11th April 2021, Kathmandu
Lazarus Group is a cybercrime group made up of an unknown number of individuals. The United States Federal Bureau of Investigation says that the Lazarus Group is a North Korean “state-sponsored hacking organization”. It has often targeted global companies with new malware strains such as AppleJeus, Fileless, ThreatNeedle, and MATA.
On Thursday, ESET (Essential Security against Evolving Threats, a Slovak internet security company that offers antivirus and firewall products) said the new backdoor malware, dubbed Vyveva, was traced in an attack against a South African freight and logistics firm.

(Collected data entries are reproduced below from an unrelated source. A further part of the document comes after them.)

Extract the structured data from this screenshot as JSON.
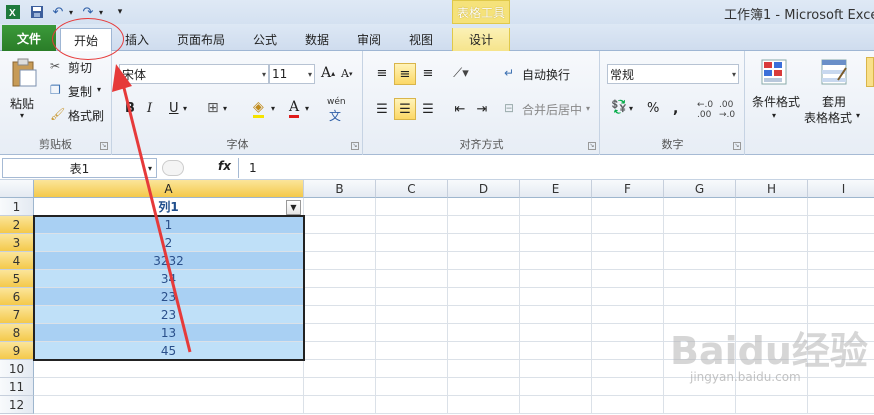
{
  "window": {
    "title": "工作簿1 - Microsoft Excel",
    "contextual_tab_group": "表格工具"
  },
  "quick_access": {
    "save_icon": "save-icon",
    "undo_icon": "undo-icon",
    "redo_icon": "redo-icon",
    "customize_icon": "customize-icon"
  },
  "tabs": [
    {
      "label": "文件"
    },
    {
      "label": "开始"
    },
    {
      "label": "插入"
    },
    {
      "label": "页面布局"
    },
    {
      "label": "公式"
    },
    {
      "label": "数据"
    },
    {
      "label": "审阅"
    },
    {
      "label": "视图"
    },
    {
      "label": "设计"
    }
  ],
  "ribbon": {
    "clipboard": {
      "label": "剪贴板",
      "paste": "粘贴",
      "cut": "剪切",
      "copy": "复制",
      "format_painter": "格式刷"
    },
    "font": {
      "label": "字体",
      "font_name": "宋体",
      "font_size": "11",
      "bold": "B",
      "italic": "I",
      "underline": "U",
      "grow": "A",
      "shrink": "A",
      "font_color": "A",
      "phonetic": "wén"
    },
    "alignment": {
      "label": "对齐方式",
      "wrap_text": "自动换行",
      "merge_center": "合并后居中"
    },
    "number": {
      "label": "数字",
      "format": "常规",
      "percent": "%",
      "comma": ","
    },
    "styles": {
      "conditional_format": "条件格式",
      "apply_table_format_1": "套用",
      "apply_table_format_2": "表格格式"
    }
  },
  "formula_bar": {
    "name_box": "表1",
    "fx": "fx",
    "value": "1"
  },
  "sheet": {
    "columns": [
      "A",
      "B",
      "C",
      "D",
      "E",
      "F",
      "G",
      "H",
      "I"
    ],
    "rows": [
      "1",
      "2",
      "3",
      "4",
      "5",
      "6",
      "7",
      "8",
      "9",
      "10",
      "11",
      "12"
    ],
    "column_a": [
      "列1",
      "1",
      "2",
      "3232",
      "34",
      "23",
      "23",
      "13",
      "45",
      "",
      "",
      ""
    ]
  },
  "watermark": {
    "text": "Baidu经验",
    "sub": "jingyan.baidu.com"
  },
  "colors": {
    "file_tab": "#2a7d28",
    "table_band_dark": "#a9d0f3",
    "table_band_light": "#bfe0f8",
    "annotation_red": "#e63a3a",
    "selected_header": "#f4c94b"
  }
}
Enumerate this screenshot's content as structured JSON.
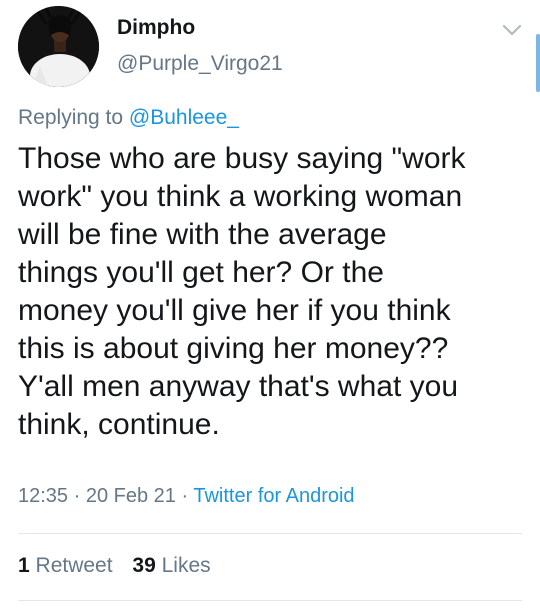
{
  "author": {
    "display_name": "Dimpho",
    "handle": "@Purple_Virgo21"
  },
  "reply": {
    "prefix": "Replying to",
    "handle": "@Buhleee_"
  },
  "tweet": {
    "text": "Those who are busy saying \"work\nwork\" you think a working woman\nwill be fine with the average\nthings you'll get her? Or the\nmoney you'll give her if you think\nthis is about giving her money??\nY'all men anyway that's what you\nthink, continue."
  },
  "meta": {
    "time": "12:35",
    "separator1": "·",
    "date": "20 Feb 21",
    "separator2": "·",
    "source": "Twitter for Android"
  },
  "stats": {
    "retweets_count": "1",
    "retweets_label": "Retweet",
    "likes_count": "39",
    "likes_label": "Likes"
  },
  "icons": {
    "caret": "chevron-down-icon"
  },
  "colors": {
    "link": "#1b95e0",
    "secondary_text": "#657786",
    "primary_text": "#14171a",
    "divider": "#e1e8ed"
  }
}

Dubbed Vyveva, the malware is capable of performing certain backdoor functionalities like exfiltrating files, harvesting information from an infected system, and running arbitrary code by remotely connecting to a command-and-control (C2) server. Vyveva is one of the latest weapons discovered in the Lazarus arsenal. Vyveva was first used in a June 2020 attack as ESET researchers discovered, but further evidence shows Lazarus has been deploying it in previous attacks going back to at least December 2018.
Up until now, we have managed to find three of the multiple components comprising Vyveva – its installer, loader, and backdoor. The installer is the earliest chronological stage found and since it expects other components to be already present on the machine, it suggests the existence of an earlier, unknown stage – a dropper. The loader serves to decrypt the backdoor using a simple XOR decryption algorithm.